New York City has broken ground on the first of two underground storage tanks to increase the capacity of the city’s combined sewer system, reducing the potential for combined sewer overflows.
“Today’s groundbreaking will protect the Gowanus Canal from pollution and deliver acres of new public spaces and waterfront access to New Yorkers,” said New York City Mayor Eric Adams. “This project is a powerful statement about our city’s adaptability and determination, and we’re not stopping here in Gowanus. We want to make sure that every waterway in New York City is clean enough for the dolphins we saw in the Bronx River to swim in, and whenever we have opportunities to bring new public open spaces to communities that are crying out for them, we’re going to seize those chances.”
The two tanks will have a combined capacity to retain up to 12 million gallons of sewer overflow during rainstorms. The two major infrastructure projects will make an estimated $1.6 billion investment in Brooklyn’s waterways and public spaces, significantly improve the health of the canal, and create 3.6 acres of new public waterfront open space and amenities for the Gowanus community.
The groundbreaking marks an important alignment among city leadership and the EPA to get these projects on track after Gowanus was categorized as a Superfund site in 2010.
“People in Gowanus have been waiting for this day for a long time, and, today, we’re proud to say that the wait is over,” said Deputy Mayor for Operations Meera Joshi. “We’re breaking ground on 3.6 acres of new public space and two tanks that will protect the Gowanus Canal, ultimately delivering a cleaner community with a better quality of life for residents. And we’re grateful to have true partners in this effort at all levels — from the EPA, to local, state, and federal elected officials to community advocates, all dedicated to making Gowanus a better place to live.”
The Gowanus Canal was originally a tidal creek winding through marshland, but, in the 1860s, it was converted into a 100-foot-wide, 1.8-mile-long canal for industrial use. Chemical plants, oil refineries, and other heavy industries operated next to the canal and discharged their waste into it. Sewer overflows only added to this pollution. The EPA declared the location a Superfund site in 2010 and kicked off efforts to clean the canal and remediate the area.
By intercepting the overflow from the sewer system during rainstorms, the underground tanks — announced as part of today’s groundbreaking — will help keep the remediated canal clean. In addition to the sewage overflow tanks at the center of the announcement, as a part of the Superfund designation, EPA is in the process of dredging approximately 581,000 cubic yards of polluted sediment from the bottom of the canal and capping the bottom to prevent further contamination.

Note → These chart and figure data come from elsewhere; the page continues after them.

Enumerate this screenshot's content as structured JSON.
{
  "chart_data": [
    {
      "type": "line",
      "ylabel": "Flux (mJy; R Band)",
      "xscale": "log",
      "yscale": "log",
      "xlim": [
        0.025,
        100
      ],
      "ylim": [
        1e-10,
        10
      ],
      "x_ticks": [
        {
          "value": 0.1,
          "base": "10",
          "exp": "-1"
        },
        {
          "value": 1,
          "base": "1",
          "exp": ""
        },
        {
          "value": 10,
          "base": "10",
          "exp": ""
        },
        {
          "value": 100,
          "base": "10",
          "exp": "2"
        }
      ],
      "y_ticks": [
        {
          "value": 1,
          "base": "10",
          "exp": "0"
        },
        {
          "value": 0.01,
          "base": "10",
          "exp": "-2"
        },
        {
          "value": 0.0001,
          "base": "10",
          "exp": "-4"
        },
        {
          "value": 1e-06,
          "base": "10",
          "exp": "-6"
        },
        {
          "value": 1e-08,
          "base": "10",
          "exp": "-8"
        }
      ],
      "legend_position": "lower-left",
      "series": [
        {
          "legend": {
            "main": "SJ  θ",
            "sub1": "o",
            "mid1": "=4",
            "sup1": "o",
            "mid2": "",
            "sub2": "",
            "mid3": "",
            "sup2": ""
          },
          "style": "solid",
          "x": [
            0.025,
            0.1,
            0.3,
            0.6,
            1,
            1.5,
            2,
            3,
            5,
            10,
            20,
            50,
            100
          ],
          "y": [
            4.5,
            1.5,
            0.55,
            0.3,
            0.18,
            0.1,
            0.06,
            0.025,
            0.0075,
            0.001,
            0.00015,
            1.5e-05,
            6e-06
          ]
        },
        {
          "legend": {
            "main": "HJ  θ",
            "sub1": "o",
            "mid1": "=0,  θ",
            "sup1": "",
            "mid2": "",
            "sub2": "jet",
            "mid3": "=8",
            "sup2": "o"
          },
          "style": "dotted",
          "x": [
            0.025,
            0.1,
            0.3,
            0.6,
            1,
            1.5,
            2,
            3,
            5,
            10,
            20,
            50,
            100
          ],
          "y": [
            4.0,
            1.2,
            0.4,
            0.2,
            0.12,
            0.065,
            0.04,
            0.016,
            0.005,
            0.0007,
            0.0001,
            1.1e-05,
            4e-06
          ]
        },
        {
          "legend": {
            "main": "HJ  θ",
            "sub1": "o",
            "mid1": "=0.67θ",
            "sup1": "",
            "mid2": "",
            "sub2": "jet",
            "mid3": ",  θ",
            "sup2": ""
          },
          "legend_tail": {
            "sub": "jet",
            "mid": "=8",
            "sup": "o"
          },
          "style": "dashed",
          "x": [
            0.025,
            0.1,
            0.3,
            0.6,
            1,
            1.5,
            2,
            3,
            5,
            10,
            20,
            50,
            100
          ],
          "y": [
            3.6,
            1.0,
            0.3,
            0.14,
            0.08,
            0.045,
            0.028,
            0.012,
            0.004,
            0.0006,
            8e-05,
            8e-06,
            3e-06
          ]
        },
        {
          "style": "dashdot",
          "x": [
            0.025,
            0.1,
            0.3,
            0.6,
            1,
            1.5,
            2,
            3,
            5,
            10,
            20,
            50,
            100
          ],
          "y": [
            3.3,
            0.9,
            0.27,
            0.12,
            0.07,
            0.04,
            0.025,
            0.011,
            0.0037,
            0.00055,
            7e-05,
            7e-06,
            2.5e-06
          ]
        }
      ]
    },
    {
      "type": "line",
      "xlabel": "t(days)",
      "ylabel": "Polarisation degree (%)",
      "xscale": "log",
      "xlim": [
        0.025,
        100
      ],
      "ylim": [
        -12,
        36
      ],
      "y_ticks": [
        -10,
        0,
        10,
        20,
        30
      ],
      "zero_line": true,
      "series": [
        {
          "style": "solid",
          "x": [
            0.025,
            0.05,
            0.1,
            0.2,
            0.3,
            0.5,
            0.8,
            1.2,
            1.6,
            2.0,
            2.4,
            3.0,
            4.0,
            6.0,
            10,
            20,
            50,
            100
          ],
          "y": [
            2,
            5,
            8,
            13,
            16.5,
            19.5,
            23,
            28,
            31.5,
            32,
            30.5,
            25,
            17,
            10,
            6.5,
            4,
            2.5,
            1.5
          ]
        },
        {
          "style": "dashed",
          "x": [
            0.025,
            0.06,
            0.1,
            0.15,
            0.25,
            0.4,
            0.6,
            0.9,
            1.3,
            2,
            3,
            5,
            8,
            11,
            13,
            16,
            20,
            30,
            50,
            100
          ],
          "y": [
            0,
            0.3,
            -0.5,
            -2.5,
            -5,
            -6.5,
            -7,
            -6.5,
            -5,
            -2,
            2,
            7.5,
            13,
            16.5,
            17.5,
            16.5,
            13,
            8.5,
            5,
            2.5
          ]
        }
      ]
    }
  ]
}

Breaking Ground on First Tank
Over the last year, the city has cleared the project site, including carefully deconstructing and salvaging the brick, terracotta, and bluestone elements of the 1913 Gowanus Station building, which will be reconstructed as a part of the project.
In addition to the tank, the project will include a headhouse building to host the mechanical and electrical systems for the tank, odor control equipment, and screens that will remove debris from the sewer overflow.
Atop the tank, which extends underground nearly two blocks from Butler Street to Degraw Street, the city will construct a 1.6-acre waterfront public open space. The landscape will feature a waterfront esplanade with reclaimed concrete block benches, large planted areas that frame views to the canal, gently sloped lawns bordered with seatwalls and benches, granite pavers, and weathered steel accents. Areas of plantings will manage stormwater runoff and reduce the heat island effect.
Plans for the Second Tank
Similar to the other site, this project will include a headhouse to support the tank and two acres of waterfront public open space. The city has already begun bulkhead replacement work on site, and, over the last year, staff have conducted a robust community engagement process to inform the design of the city’s facilities and public open space.
The two-acre public open space wraps the full 1,770 linear feet of waterfront of the site. The design includes a 3,000-square-foot tidal wetland on the southwestern tip of the peninsula, water access at the Second Avenue street end, and New York City’s first-ever public ADA-accessible kayak launch at the Sixth Street turning basin.